Using high-throughput sequencing and Functional Annotation of Prokaryotic Taxa (FAPROTAX), this study aimed to elucidate the effect of bacterial dynamics on gaseous emission and humification of kitchen and garden wastes during composting augmented with microbial inoculants. Microbial inoculant addition at up to 0.9% resulted in a diverse bacterial community with more functional bacteria to amend gaseous emission and enhance humification. Microbial inoculation facilitated the enrichment of aerobic bacteria (e.g. the genus Bacillus and Thermobifida) to enhance cellulolysis and ligninolysis to advance organic humification.

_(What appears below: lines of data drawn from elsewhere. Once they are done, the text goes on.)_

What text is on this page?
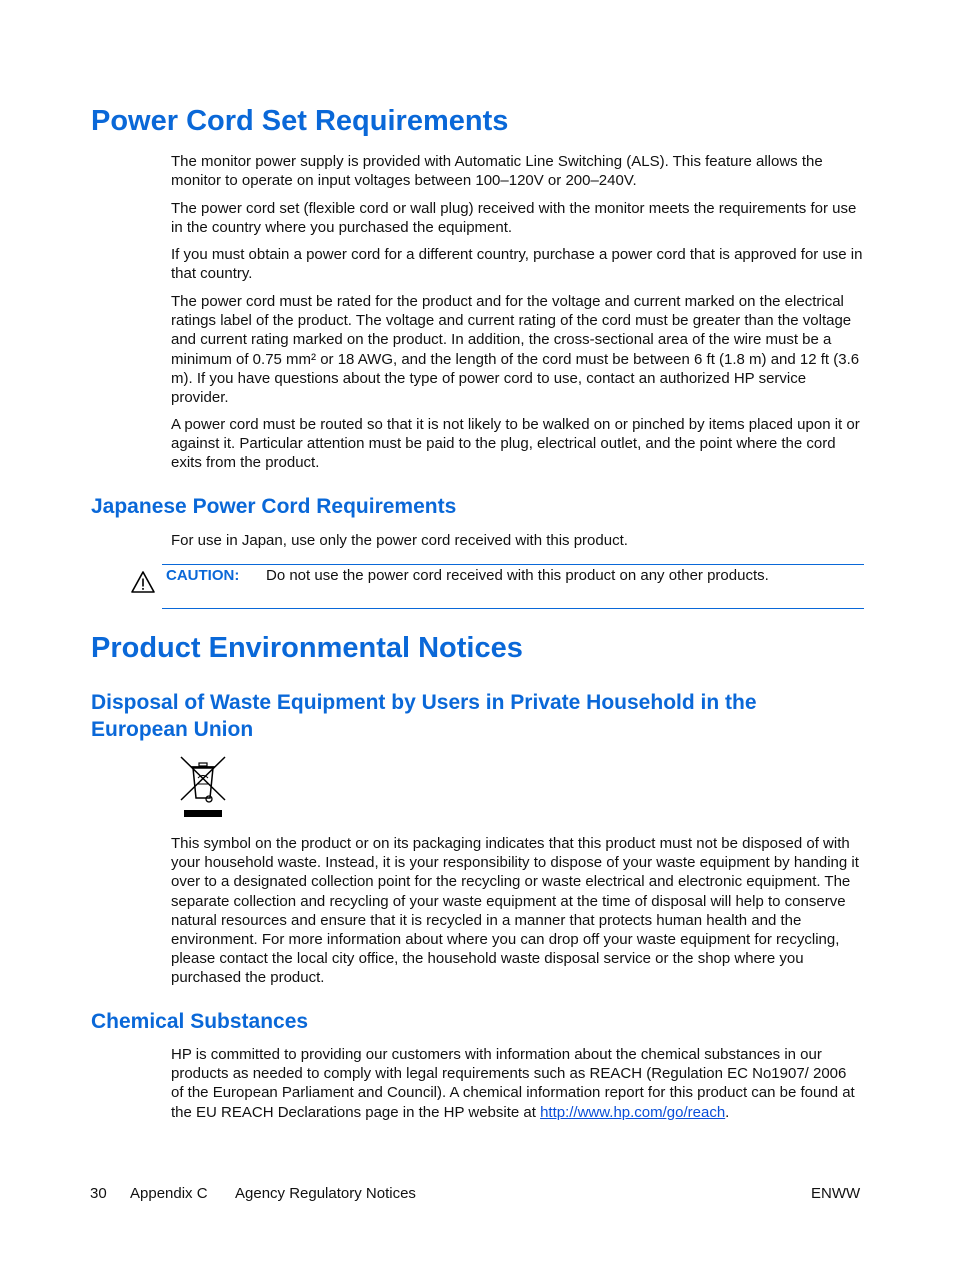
Power Cord Set Requirements

The monitor power supply is provided with Automatic Line Switching (ALS). This feature allows the monitor to operate on input voltages between 100–120V or 200–240V.

The power cord set (flexible cord or wall plug) received with the monitor meets the requirements for use in the country where you purchased the equipment.

If you must obtain a power cord for a different country, purchase a power cord that is approved for use in that country.

The power cord must be rated for the product and for the voltage and current marked on the electrical ratings label of the product. The voltage and current rating of the cord must be greater than the voltage and current rating marked on the product. In addition, the cross-sectional area of the wire must be a minimum of 0.75 mm² or 18 AWG, and the length of the cord must be between 6 ft (1.8 m) and 12 ft (3.6 m). If you have questions about the type of power cord to use, contact an authorized HP service provider.

A power cord must be routed so that it is not likely to be walked on or pinched by items placed upon it or against it. Particular attention must be paid to the plug, electrical outlet, and the point where the cord exits from the product.

Japanese Power Cord Requirements

For use in Japan, use only the power cord received with this product.

CAUTION: Do not use the power cord received with this product on any other products.
Product Environmental Notices
Disposal of Waste Equipment by Users in Private Household in the
European Union

This symbol on the product or on its packaging indicates that this product must not be disposed of with your household waste. Instead, it is your responsibility to dispose of your waste equipment by handing it over to a designated collection point for the recycling or waste electrical and electronic equipment. The separate collection and recycling of your waste equipment at the time of disposal will help to conserve natural resources and ensure that it is recycled in a manner that protects human health and the environment. For more information about where you can drop off your waste equipment for recycling, please contact the local city office, the household waste disposal service or the shop where you purchased the product.

Chemical Substances

HP is committed to providing our customers with information about the chemical substances in our products as needed to comply with legal requirements such as REACH (Regulation EC No1907/ 2006 of the European Parliament and Council). A chemical information report for this product can be found at the EU REACH Declarations page in the HP website at http://www.hp.com/go/reach.

30 Appendix C Agency Regulatory Notices	ENWW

By contrast, several bacteria, such as the genus Weissella and Pusillimonas were inhibited by microbial inoculation to weaken fermentation and nitrate respiration. As such, bio-augmented composting with 0.9% microbial inoculant reduced the emission of methane by 11–20% and nitrogen oxide by 17–54%. On the other hand, ammonia and hydrogen sulphide emissions increased by 26–62% and 5–23%, respectively, in bio-augmented composting due to the considerable proliferation of the genus Bacillus and Desulfitibacter to enhance ammonification and sulphur-related respiration. Results from this study highlight the need to further develop efficient and multifunctional microbial inoculants that promote humification and deodorization for bio-augmented composting of kitchen waste as well as other carbon and nutrient rich organic wastes.